Now, Einstein computes the elapsed time, as found by his two clocks, by subtracting the second clock's recorded times from the first clock's recorded times.

He finds that the elapsed time calculated for the tower clock is less than the elapsed time as calculated on his two spatially separated, synchronized clocks.

This is time dilation - moving clocks run slow. Note that time of flight of light is not involved here since the readings on the tower clock are made with (instantaneously) co-located clocks.

What is crucial to understand is that, according to the tower clock, Einstein's clocks are not synchronized (relativity of simultaneity) and this is why someone in the tower clock observes Einstein's clocks to run slow.

Something to keep in mind here is that time dilation is not because it takes longer for light to reach your eyes while moving faster (if this was the case then you could have time contraction too, depending on what direction you were traveling relative to what you are looking at).$$^*$$

It does not make sense to try to move to a frame moving at the speed of light. First, we cannot get anything with mass to move at the speed of light relative to us. This would be impossible. Even then, trying to move to a frame of reference moving the speed of light relative to something else does not work. The equations for SR break down at light speed.

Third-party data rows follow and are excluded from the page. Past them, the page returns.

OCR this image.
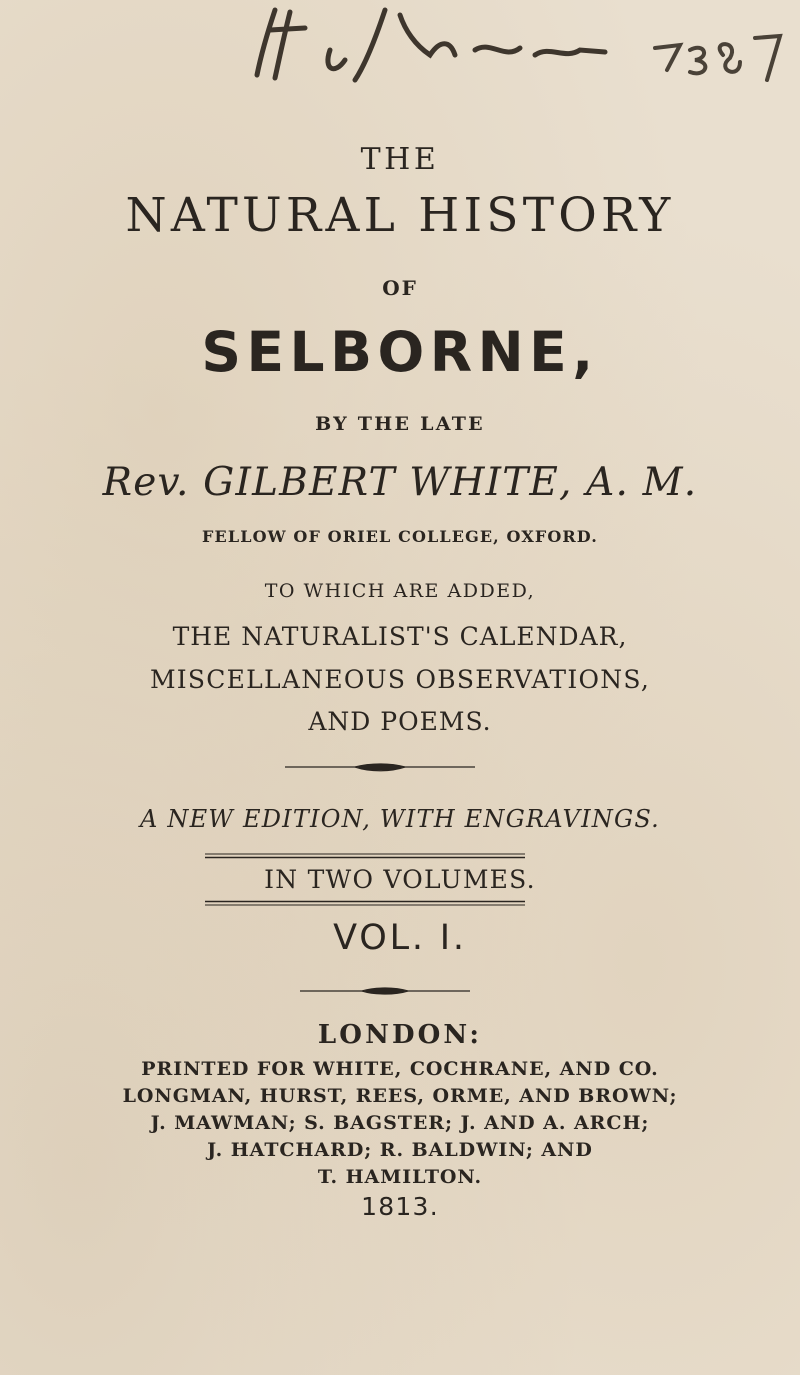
THE
NATURAL HISTORY
OF
SELBORNE,
BY THE LATE
Rev. GILBERT WHITE, A. M.
FELLOW OF ORIEL COLLEGE, OXFORD.
TO WHICH ARE ADDED,
THE NATURALIST'S CALENDAR,
MISCELLANEOUS OBSERVATIONS,
AND POEMS.
A NEW EDITION, WITH ENGRAVINGS.
IN TWO VOLUMES.
VOL. I.
LONDON:
PRINTED FOR WHITE, COCHRANE, AND CO.
LONGMAN, HURST, REES, ORME, AND BROWN;
J. MAWMAN; S. BAGSTER; J. AND A. ARCH;
J. HATCHARD; R. BALDWIN; AND
T. HAMILTON.
1813.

The best you can do in this situation is just replace people saying "moving at light speed" with "approaching light speed" or "moving near the speed of light". Then you can think about what happens as your relative velocity approaches the speed of light. In this case you are on the right track. Due to time dilation, the closer you get to light speed the slower time for things moving relative to you will appear. However, you will still see light moving at the same speed regardless due to the effects of this time dilation as well as length contraction.

$$^*$$

The light reflected from the clock before he achieves light speed, will be the last he sees of the clock's original state, hence, to him, the hands of the clock will appear still, while actually they still will be moving.

This statement is somewhat misguided even if we use the language of moving "near" the speed of light as I mention above. It seems to suggest that there is a "true" frame of reference where the clock hands are actually moving "normal", but someone on the train is moving relative to this "true" frame of reference, so they do not see what is actually going on.

This is not the case. The whole point of SR is that, in an inertial frame of reference, we cannot perform any type of experiment to know if we are moving. All inertial reference frames are on equal footing. So there is no "actually the clock is ticking away at some rate". The slower ticking clock as seen by someone on the train is just as legitimate as someone standing next to the clock watching it tick "normally".